La pratique des mariages forcés et de l’exploitation sexuelle des filles et des femmes revêt effectivement une signification particulière dans un contexte de conflit armé comme ceux qui touchent le Moyen-Orient ces dernières années. La violence sexuelle est un des marqueurs des conflits armés, le viol étant utilisé comme une arme de guerre à travers les continents et les générations : la République démocratique du Congo (RDC), par exemple, a été particulièrement affectée par ces violences contre les femmes et les enfants pendant plusieurs décennies.

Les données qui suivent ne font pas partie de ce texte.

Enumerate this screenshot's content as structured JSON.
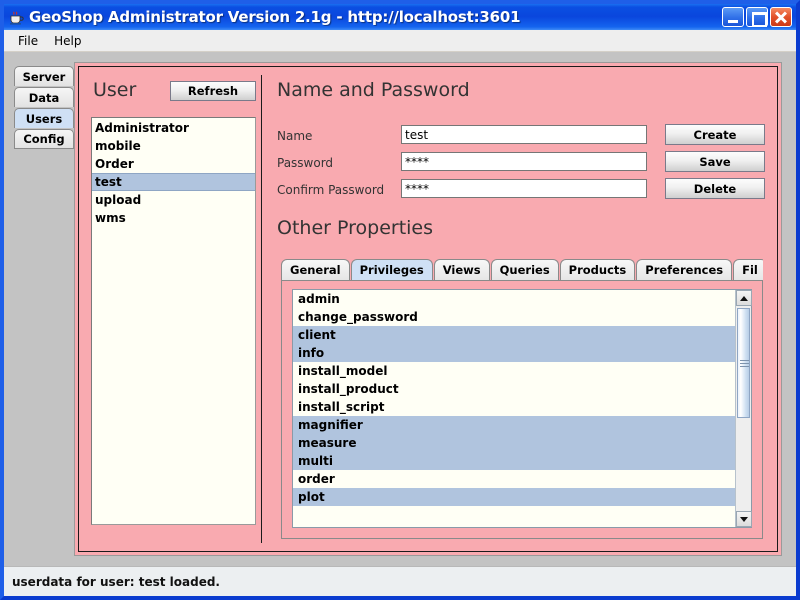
{
  "window": {
    "title": "GeoShop Administrator Version 2.1g - http://localhost:3601",
    "icon": "java-coffee-cup-icon",
    "buttons": {
      "minimize": "minimize-icon",
      "maximize": "maximize-icon",
      "close": "close-icon"
    }
  },
  "menubar": {
    "items": [
      {
        "label": "File"
      },
      {
        "label": "Help"
      }
    ]
  },
  "vertical_tabs": {
    "items": [
      {
        "label": "Server",
        "selected": false
      },
      {
        "label": "Data",
        "selected": false
      },
      {
        "label": "Users",
        "selected": true
      },
      {
        "label": "Config",
        "selected": false
      }
    ]
  },
  "user_panel": {
    "title": "User",
    "refresh_label": "Refresh",
    "users": [
      {
        "label": "Administrator",
        "selected": false
      },
      {
        "label": "mobile",
        "selected": false
      },
      {
        "label": "Order",
        "selected": false
      },
      {
        "label": "test",
        "selected": true
      },
      {
        "label": "upload",
        "selected": false
      },
      {
        "label": "wms",
        "selected": false
      }
    ]
  },
  "name_password": {
    "title": "Name and Password",
    "fields": [
      {
        "label": "Name",
        "value": "test",
        "placeholder": "",
        "button": "Create"
      },
      {
        "label": "Password",
        "value": "****",
        "placeholder": "",
        "button": "Save"
      },
      {
        "label": "Confirm Password",
        "value": "****",
        "placeholder": "",
        "button": "Delete"
      }
    ]
  },
  "other_properties": {
    "title": "Other Properties",
    "tabs": [
      {
        "label": "General",
        "selected": false
      },
      {
        "label": "Privileges",
        "selected": true
      },
      {
        "label": "Views",
        "selected": false
      },
      {
        "label": "Queries",
        "selected": false
      },
      {
        "label": "Products",
        "selected": false
      },
      {
        "label": "Preferences",
        "selected": false
      },
      {
        "label": "Fil",
        "selected": false
      }
    ],
    "tab_scroll": {
      "left_icon": "chevron-left-icon",
      "right_icon": "chevron-right-icon"
    },
    "privileges": [
      {
        "label": "admin",
        "selected": false
      },
      {
        "label": "change_password",
        "selected": false
      },
      {
        "label": "client",
        "selected": true
      },
      {
        "label": "info",
        "selected": true
      },
      {
        "label": "install_model",
        "selected": false
      },
      {
        "label": "install_product",
        "selected": false
      },
      {
        "label": "install_script",
        "selected": false
      },
      {
        "label": "magnifier",
        "selected": true
      },
      {
        "label": "measure",
        "selected": true
      },
      {
        "label": "multi",
        "selected": true
      },
      {
        "label": "order",
        "selected": false
      },
      {
        "label": "plot",
        "selected": true
      }
    ],
    "scrollbar": {
      "up_icon": "scroll-up-arrow-icon",
      "down_icon": "scroll-down-arrow-icon"
    }
  },
  "statusbar": {
    "message": "userdata for user: test loaded."
  },
  "colors": {
    "panel_pink": "#f9aab0",
    "selection_blue": "#b0c4de",
    "tab_selected": "#cfe0f5",
    "titlebar_blue": "#0b4fe2",
    "close_red": "#e2512a"
  }
}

Cette violence sexuelle et cette culture du viol non seulement constituent des crimes de guerre, mais peuvent également être associées à un génocide lorsqu’elles font partie d’un plan visant à éradiquer une population spécifique. Ainsi que le rapporte l’ONUDC dans son rapport sur la traite des personnes en temps de conflit armé (5), Daech a visé les yézidis, une minorité religieuse, en utilisant les femmes et les filles comme esclaves sexuelles (ne pouvant être épousées de force puisqu’elles ne sont pas musulmanes) ou pour le travail domestique, et en les vendant aux enchères. Depuis 2016, le Conseil de sécurité a adopté plusieurs résolutions condamnant la traite dans le contexte des conflits armés et appelant à mettre fin à l’impunité. En avril 2020, se sont ouvertes les poursuites d’un tribunal allemand contre un ancien combattant de l’EI pour génocide, pour avoir exploité sexuellement des femmes, avoir vendu des femmes et des enfants yézidis en tant qu’esclaves et avoir tenu en esclavage une femme et son enfant puis tué ce dernier. Afin de permettre la poursuite de ce type de traite particulièrement dégradante, l’ONUDC s’associe à un groupe d’experts qui développe un Code de conduite mondial pour documenter les cas de violences sexuelles dans les conflits armés, dit « Code Murad » (6), du nom de la Prix Nobel de la Paix Nadia Murad.